Husband and Wife Team Committed to Global Health

Husband and wife team Koji Nakashima MD, a BWH hospitalist and Erin George, RN, MSN, CNM, a member of the BWH Nurse Midwifery Service, have a storied history of working in Haiti in partnership with Partners In Health (PIH). “We firmly believe that we need to level that playing field for people,” says Nakashima, specifically in the areas of access to food, clean water, and housing.

Nakashima was raised in southern California where his family instilled the value of service to others. “Many people believe that there is this true American dream that if you work hard you can get wherever you want,” says Nakashima. “But there are other people like myself who think that everyone does not start off on the same level playing field.”

This philosophy inspired Nakashima to engage with Paul Farmer, MD, MPH, chair of BWH’s Division of Global Health Equity and become part of the PIH family. Nakashima completed his training in the Global Health Equity residency program, which offers a combined approach of service at BWH and PIH in Haiti. He discussed the importance of not just building health systems, but thinking more broadly about global health equity and addressing the social determinants of health.

Nakashima described the importance of women in the Haitian community and the value of employment in addressing complex issues such as HIV prevention. He shared how offering women jobs addresses HIV prevention by making women less vulnerable and allowing them to gain power in their communities.  As global health experts, both Nakashim and George discussed the important issues related to the inextricable link of women’s and children’s health and human rights.

George, who is a native Bostonian, learned about Haiti and its rich culture through a childhood spent with friends of Haitian descent. She always knew she would give back to the community, but didn’t realize that she would one day be part of PIH in Haiti. George became passionate about pursuing a career in nursing and completed a second baccalaureate degree at the MGH Institute of Health Professions, including a culminating clinical practicum in Haiti with a Haitian nurse preceptor, Naomi Marcelin, RN, who is an expert in pediatric nursing and with whom she maintains an ongoing professional relationship.

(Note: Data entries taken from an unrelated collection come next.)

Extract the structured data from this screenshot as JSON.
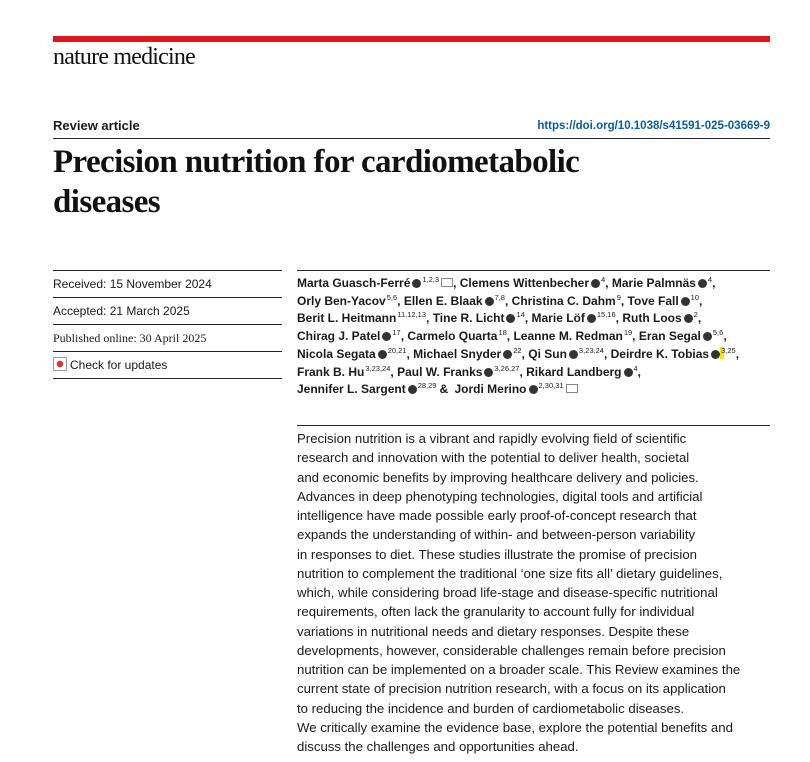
{
  "header": {
    "journal": "nature medicine"
  },
  "article": {
    "type": "Review article",
    "doi": "https://doi.org/10.1038/s41591-025-03669-9",
    "title_lines": [
      "Precision nutrition for cardiometabolic",
      "diseases"
    ]
  },
  "dates": {
    "received": "Received: 15 November 2024",
    "accepted": "Accepted: 21 March 2025",
    "published": "Published online: 30 April 2025",
    "updates": "Check for updates"
  },
  "authors": [
    {
      "name": "Marta Guasch-Ferré",
      "affiliations": "1,2,3",
      "sep": ","
    },
    {
      "name": "Clemens Wittenbecher",
      "affiliations": "4",
      "sep": ","
    },
    {
      "name": "Marie Palmnäs",
      "affiliations": "4",
      "sep": ","
    },
    {
      "name": "Orly Ben-Yacov",
      "affiliations": "5,6",
      "sep": ","
    },
    {
      "name": "Ellen E. Blaak",
      "affiliations": "7,8",
      "sep": ","
    },
    {
      "name": "Christina C. Dahm",
      "affiliations": "9",
      "sep": ","
    },
    {
      "name": "Tove Fall",
      "affiliations": "10",
      "sep": ","
    },
    {
      "name": "Berit L. Heitmann",
      "affiliations": "11,12,13",
      "sep": ","
    },
    {
      "name": "Tine R. Licht",
      "affiliations": "14",
      "sep": ","
    },
    {
      "name": "Marie Löf",
      "affiliations": "15,16",
      "sep": ","
    },
    {
      "name": "Ruth Loos",
      "affiliations": "2",
      "sep": ","
    },
    {
      "name": "Chirag J. Patel",
      "affiliations": "17",
      "sep": ","
    },
    {
      "name": "Carmelo Quarta",
      "affiliations": "18",
      "sep": ","
    },
    {
      "name": "Leanne M. Redman",
      "affiliations": "19",
      "sep": ","
    },
    {
      "name": "Eran Segal",
      "affiliations": "5,6",
      "sep": ","
    },
    {
      "name": "Nicola Segata",
      "affiliations": "20,21",
      "sep": ","
    },
    {
      "name": "Michael Snyder",
      "affiliations": "22",
      "sep": ","
    },
    {
      "name": "Qi Sun",
      "affiliations": "3,23,24",
      "sep": ","
    },
    {
      "name": "Deirdre K. Tobias",
      "affiliations": "3,25",
      "sep": ","
    },
    {
      "name": "Frank B. Hu",
      "affiliations": "3,23,24",
      "sep": ","
    },
    {
      "name": "Paul W. Franks",
      "affiliations": "3,26,27",
      "sep": ","
    },
    {
      "name": "Rikard Landberg",
      "affiliations": "4",
      "sep": ","
    },
    {
      "name": "Jennifer L. Sargent",
      "affiliations": "28,29",
      "sep": "&"
    },
    {
      "name": "Jordi Merino",
      "affiliations": "2,30,31"
    }
  ],
  "abstract": {
    "lines": [
      "Precision nutrition is a vibrant and rapidly evolving field of scientific",
      "research and innovation with the potential to deliver health, societal",
      "and economic benefits by improving healthcare delivery and policies.",
      "Advances in deep phenotyping technologies, digital tools and artificial",
      "intelligence have made possible early proof-of-concept research that",
      "expands the understanding of within- and between-person variability",
      "in responses to diet. These studies illustrate the promise of precision",
      "nutrition to complement the traditional ‘one size fits all’ dietary guidelines,",
      "which, while considering broad life-stage and disease-specific nutritional",
      "requirements, often lack the granularity to account fully for individual",
      "variations in nutritional needs and dietary responses. Despite these",
      "developments, however, considerable challenges remain before precision",
      "nutrition can be implemented on a broader scale. This Review examines the",
      "current state of precision nutrition research, with a focus on its application",
      "to reducing the incidence and burden of cardiometabolic diseases.",
      "We critically examine the evidence base, explore the potential benefits and",
      "discuss the challenges and opportunities ahead."
    ]
  }
}
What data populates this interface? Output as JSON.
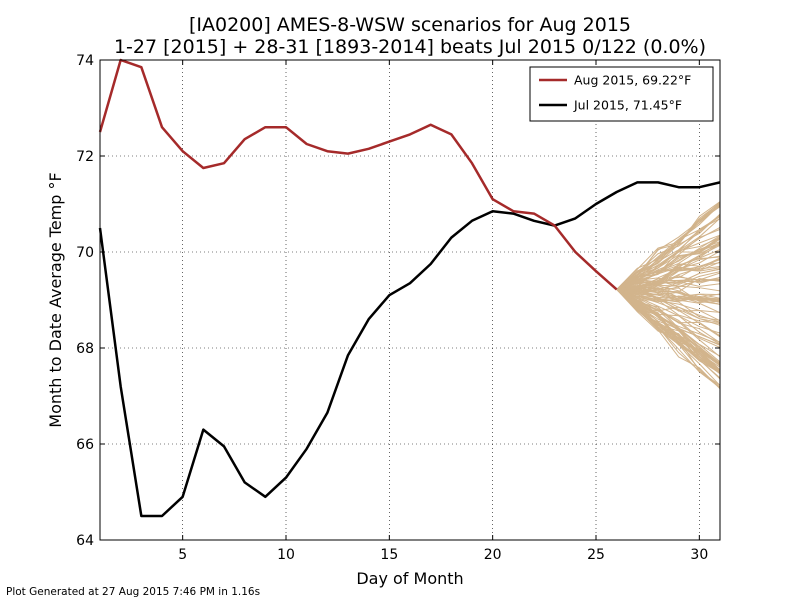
{
  "chart_data": {
    "type": "line",
    "title_line1": "[IA0200] AMES-8-WSW scenarios for Aug 2015",
    "title_line2": "1-27 [2015] + 28-31 [1893-2014] beats Jul 2015 0/122 (0.0%)",
    "xlabel": "Day of Month",
    "ylabel": "Month to Date Average Temp °F",
    "xlim": [
      1,
      31
    ],
    "ylim": [
      64,
      74
    ],
    "xticks": [
      5,
      10,
      15,
      20,
      25,
      30
    ],
    "yticks": [
      64,
      66,
      68,
      70,
      72,
      74
    ],
    "grid": true,
    "legend_position": "top-right",
    "series": [
      {
        "name": "Aug 2015, 69.22°F",
        "color": "#a52a2a",
        "x": [
          1,
          2,
          3,
          4,
          5,
          6,
          7,
          8,
          9,
          10,
          11,
          12,
          13,
          14,
          15,
          16,
          17,
          18,
          19,
          20,
          21,
          22,
          23,
          24,
          25,
          26
        ],
        "values": [
          72.5,
          74.0,
          73.85,
          72.6,
          72.1,
          71.75,
          71.85,
          72.35,
          72.6,
          72.6,
          72.25,
          72.1,
          72.05,
          72.15,
          72.3,
          72.45,
          72.65,
          72.45,
          71.85,
          71.1,
          70.85,
          70.8,
          70.55,
          70.0,
          69.6,
          69.22
        ]
      },
      {
        "name": "Jul 2015, 71.45°F",
        "color": "#000000",
        "x": [
          1,
          2,
          3,
          4,
          5,
          6,
          7,
          8,
          9,
          10,
          11,
          12,
          13,
          14,
          15,
          16,
          17,
          18,
          19,
          20,
          21,
          22,
          23,
          24,
          25,
          26,
          27,
          28,
          29,
          30,
          31
        ],
        "values": [
          70.5,
          67.2,
          64.5,
          64.5,
          64.9,
          66.3,
          65.95,
          65.2,
          64.9,
          65.3,
          65.9,
          66.65,
          67.85,
          68.6,
          69.1,
          69.35,
          69.75,
          70.3,
          70.65,
          70.85,
          70.8,
          70.65,
          70.55,
          70.7,
          71.0,
          71.25,
          71.45,
          71.45,
          71.35,
          71.35,
          71.45
        ]
      }
    ],
    "scenarios": {
      "color": "#d2b48c",
      "start_x": 26,
      "start_value": 69.22,
      "end_x": 31,
      "count": 122,
      "end_min": 67.15,
      "end_max": 71.15
    }
  },
  "footer": "Plot Generated at 27 Aug 2015 7:46 PM in 1.16s"
}
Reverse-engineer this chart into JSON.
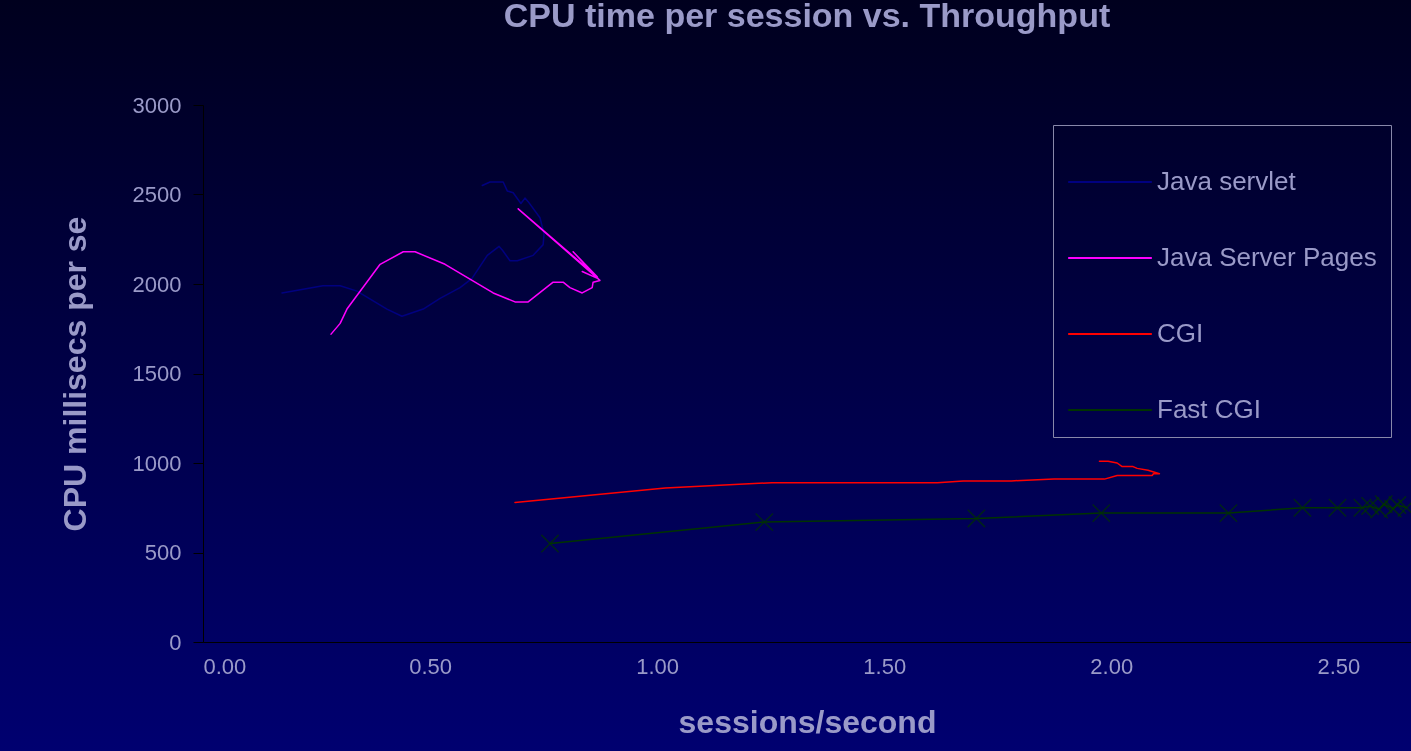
{
  "chart_data": {
    "type": "line",
    "title": "CPU time per session vs. Throughput",
    "xlabel": "sessions/second",
    "ylabel": "CPU millisecs per se",
    "xlim": [
      0,
      2.66
    ],
    "xticks": [
      {
        "value": 0,
        "label": "0.00"
      },
      {
        "value": 0.5,
        "label": "0.50"
      },
      {
        "value": 1,
        "label": "1.00"
      },
      {
        "value": 1.5,
        "label": "1.50"
      },
      {
        "value": 2,
        "label": "2.00"
      },
      {
        "value": 2.5,
        "label": "2.50"
      }
    ],
    "ylim": [
      0,
      3000
    ],
    "yticks": [
      0,
      500,
      1000,
      1500,
      2000,
      2500,
      3000
    ],
    "legend": "top right",
    "series": [
      {
        "name": "Java servlet",
        "color": "#000080",
        "x": [
          0.174,
          0.264,
          0.302,
          0.339,
          0.405,
          0.438,
          0.485,
          0.522,
          0.566,
          0.592,
          0.626,
          0.652,
          0.659,
          0.676,
          0.692,
          0.727,
          0.749,
          0.751,
          0.742,
          0.716,
          0.709,
          0.7,
          0.683,
          0.67,
          0.661,
          0.648,
          0.632,
          0.615
        ],
        "values": [
          1950,
          1990,
          1990,
          1960,
          1860,
          1820,
          1860,
          1920,
          1980,
          2030,
          2160,
          2210,
          2190,
          2130,
          2130,
          2160,
          2220,
          2280,
          2370,
          2460,
          2480,
          2450,
          2510,
          2520,
          2570,
          2570,
          2570,
          2550
        ]
      },
      {
        "name": "Java Server Pages",
        "color": "#ff00ff",
        "x": [
          0.282,
          0.302,
          0.317,
          0.39,
          0.441,
          0.467,
          0.533,
          0.639,
          0.687,
          0.716,
          0.771,
          0.793,
          0.808,
          0.835,
          0.857,
          0.859,
          0.874,
          0.694,
          0.868,
          0.815,
          0.87,
          0.835
        ],
        "values": [
          1720,
          1780,
          1860,
          2110,
          2180,
          2180,
          2110,
          1950,
          1900,
          1900,
          2010,
          2010,
          1980,
          1950,
          1980,
          2010,
          2020,
          2420,
          2040,
          2180,
          2030,
          2070
        ]
      },
      {
        "name": "CGI",
        "color": "#ff0000",
        "x": [
          0.687,
          1.018,
          1.253,
          1.617,
          1.674,
          1.78,
          1.874,
          1.985,
          2.013,
          2.09,
          2.093,
          2.106,
          2.081,
          2.057,
          2.048,
          2.024,
          2.013,
          1.993,
          1.974
        ],
        "values": [
          780,
          860,
          890,
          890,
          900,
          900,
          910,
          910,
          930,
          930,
          940,
          940,
          960,
          970,
          980,
          980,
          1000,
          1010,
          1010
        ]
      },
      {
        "name": "Fast CGI",
        "color": "#003300",
        "marker": "cross",
        "x": [
          0.764,
          1.236,
          1.703,
          1.978,
          2.258,
          2.421,
          2.498,
          2.553,
          2.57,
          2.59,
          2.6,
          2.62,
          2.63,
          2.65
        ],
        "values": [
          550,
          670,
          690,
          720,
          720,
          750,
          750,
          750,
          760,
          740,
          770,
          745,
          765,
          750
        ]
      }
    ]
  }
}
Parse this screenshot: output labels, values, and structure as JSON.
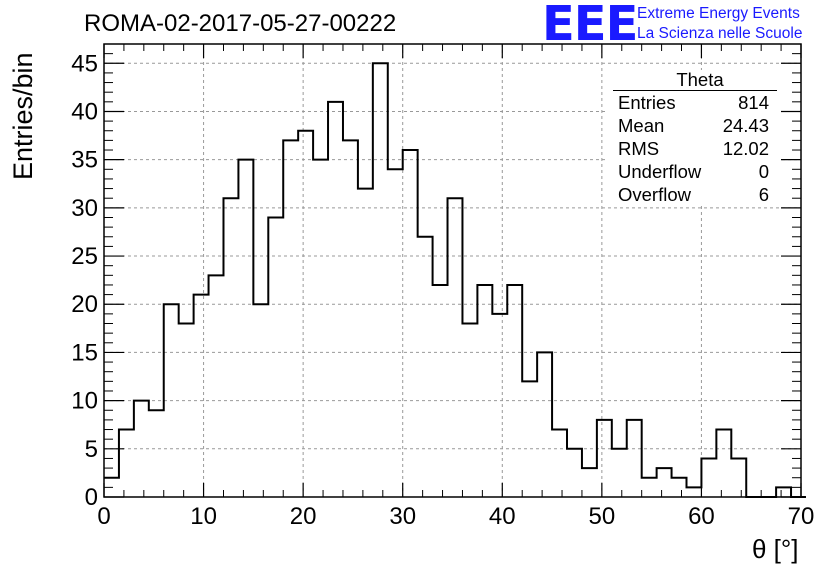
{
  "title": "ROMA-02-2017-05-27-00222",
  "logo": {
    "mark": "EEE",
    "line1": "Extreme Energy Events",
    "line2": "La Scienza nelle Scuole",
    "color": "#1a1aff"
  },
  "stats_box": {
    "title": "Theta",
    "rows": [
      {
        "label": "Entries",
        "value": "814"
      },
      {
        "label": "Mean",
        "value": "24.43"
      },
      {
        "label": "RMS",
        "value": "12.02"
      },
      {
        "label": "Underflow",
        "value": "0"
      },
      {
        "label": "Overflow",
        "value": "6"
      }
    ]
  },
  "chart_data": {
    "type": "histogram",
    "title": "ROMA-02-2017-05-27-00222",
    "xlabel": "θ [°]",
    "ylabel": "Entries/bin",
    "xlim": [
      0,
      70
    ],
    "ylim": [
      0,
      47
    ],
    "x_ticks": [
      0,
      10,
      20,
      30,
      40,
      50,
      60,
      70
    ],
    "y_ticks": [
      0,
      5,
      10,
      15,
      20,
      25,
      30,
      35,
      40,
      45
    ],
    "grid": true,
    "bin_width": 1.5,
    "bin_edges_start": 0,
    "values": [
      2,
      7,
      10,
      9,
      20,
      18,
      21,
      23,
      31,
      35,
      20,
      29,
      37,
      38,
      35,
      41,
      37,
      32,
      45,
      34,
      36,
      27,
      22,
      31,
      18,
      22,
      19,
      22,
      12,
      15,
      7,
      5,
      3,
      8,
      5,
      8,
      2,
      3,
      2,
      1,
      4,
      7,
      4,
      0,
      0,
      1,
      0
    ],
    "line_color": "#000000"
  }
}
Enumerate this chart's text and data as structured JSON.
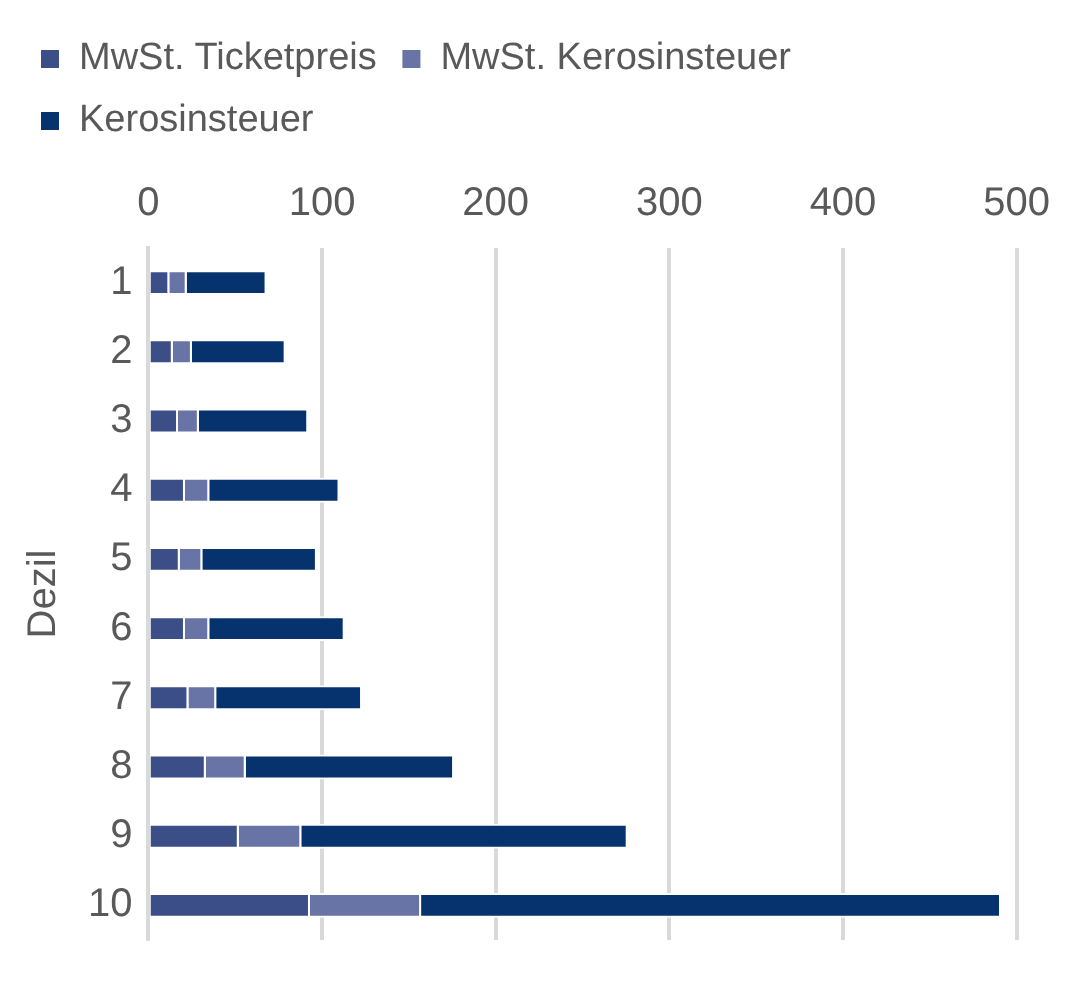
{
  "chart_data": {
    "type": "bar",
    "orientation": "horizontal",
    "stacked": true,
    "ylabel": "Dezil",
    "categories": [
      "1",
      "2",
      "3",
      "4",
      "5",
      "6",
      "7",
      "8",
      "9",
      "10"
    ],
    "series": [
      {
        "name": "MwSt. Ticketpreis",
        "color": "#3b4e87",
        "values": [
          12,
          14,
          17,
          21,
          18,
          21,
          23,
          33,
          52,
          93
        ]
      },
      {
        "name": "MwSt. Kerosinsteuer",
        "color": "#6873a6",
        "values": [
          10,
          11,
          12,
          14,
          13,
          14,
          16,
          23,
          36,
          64
        ]
      },
      {
        "name": "Kerosinsteuer",
        "color": "#06336e",
        "values": [
          46,
          54,
          63,
          75,
          66,
          78,
          84,
          120,
          188,
          334
        ]
      }
    ],
    "xlim": [
      0,
      500
    ],
    "xticks": [
      0,
      100,
      200,
      300,
      400,
      500
    ],
    "grid": "x",
    "legend": "top left"
  }
}
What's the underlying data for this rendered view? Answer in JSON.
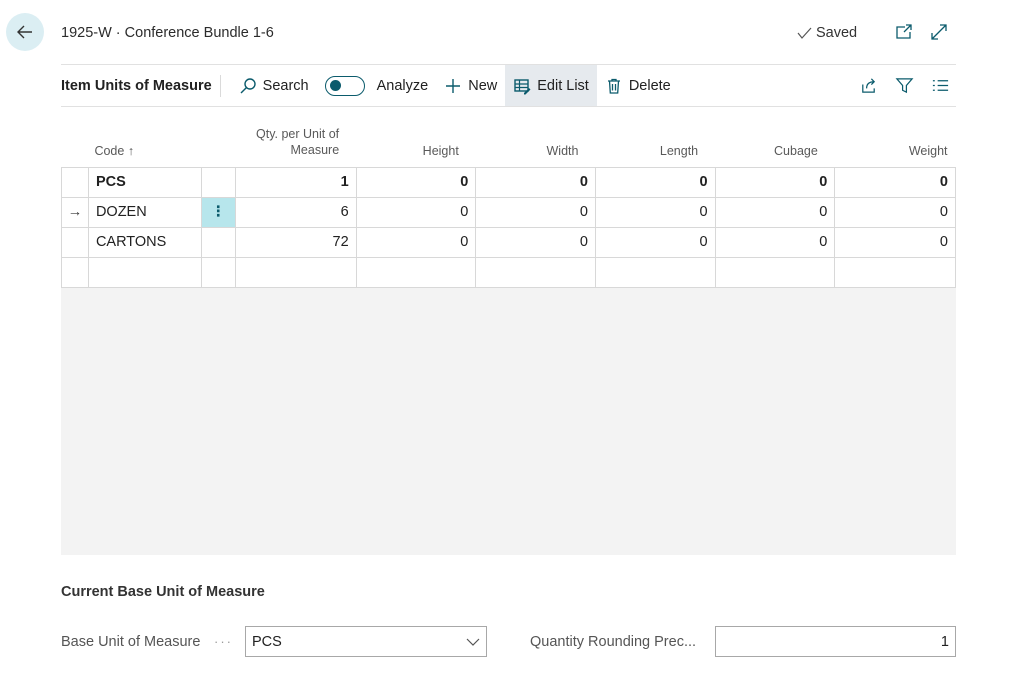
{
  "header": {
    "title": "1925-W · Conference Bundle 1-6",
    "saved_label": "Saved"
  },
  "toolbar": {
    "title": "Item Units of Measure",
    "search_label": "Search",
    "analyze_label": "Analyze",
    "new_label": "New",
    "edit_list_label": "Edit List",
    "delete_label": "Delete"
  },
  "table": {
    "columns": {
      "code": "Code",
      "code_sort": "↑",
      "qty": "Qty. per Unit of Measure",
      "height": "Height",
      "width": "Width",
      "length": "Length",
      "cubage": "Cubage",
      "weight": "Weight"
    },
    "rows": [
      {
        "code": "PCS",
        "qty": "1",
        "height": "0",
        "width": "0",
        "length": "0",
        "cubage": "0",
        "weight": "0"
      },
      {
        "code": "DOZEN",
        "qty": "6",
        "height": "0",
        "width": "0",
        "length": "0",
        "cubage": "0",
        "weight": "0"
      },
      {
        "code": "CARTONS",
        "qty": "72",
        "height": "0",
        "width": "0",
        "length": "0",
        "cubage": "0",
        "weight": "0"
      }
    ],
    "row_menu_glyph": "⋮",
    "current_row_glyph": "→"
  },
  "base_section": {
    "title": "Current Base Unit of Measure",
    "base_label": "Base Unit of Measure",
    "base_value": "PCS",
    "rounding_label": "Quantity Rounding Prec...",
    "rounding_value": "1"
  },
  "colors": {
    "accent": "#0b5b6c",
    "selected_cell": "#b7e6ec",
    "back_button": "#dbeef3"
  }
}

Subsequently, George pursued a Master of Science in Nursing degree with a focus on nurse midwifery at the Yale School of Nursing. Because of her talent and expertise, George was selected for a prestigious Yale Law School Gruber Fellowship to continue her work in Haiti with PIH. Upon completion of this fellowship, George became a member of the BWH Center for Women and Newborns Nurse Midwifery Service, where she practices in both the inpatient and ambulatory settings.

George developed a manuscript in collaboration with Marcelin and Dr. Patrice Nicholas from the BWH Center for Nursing Excellence called “Orphans and At-Risk Children in Haiti: Vulnerabilities and Human Rights Issues Post-Earthquake.” Published in the journal Advances in Nursing Science, the manuscript addresses the complex issues faced by children in Haiti.

Because of poverty, children may be relinquished by their families to other families that may be viewed as less affected by poverty—all in the hope that the children’s lives will improve. However, these children may be required to serve the household, missing crucial opportunities for education and full engagement with society. The United Nations has addressed this problem as a contemporary form of slavery.

The husband and wife team also shared their wisdom on avoiding cynicism—which can be fatal to improving the lives of the world’s people. Nakashima cautioned, “Do not fall into cynicism; be part of the solution, not the problem.”

George also addressed the importance of including our local community as part of the broader global health picture, since many local community members struggle with some of the same complex issues that are evident in global locations. From her perspective, “There is need everywhere and it is important to plug in whenever you can.”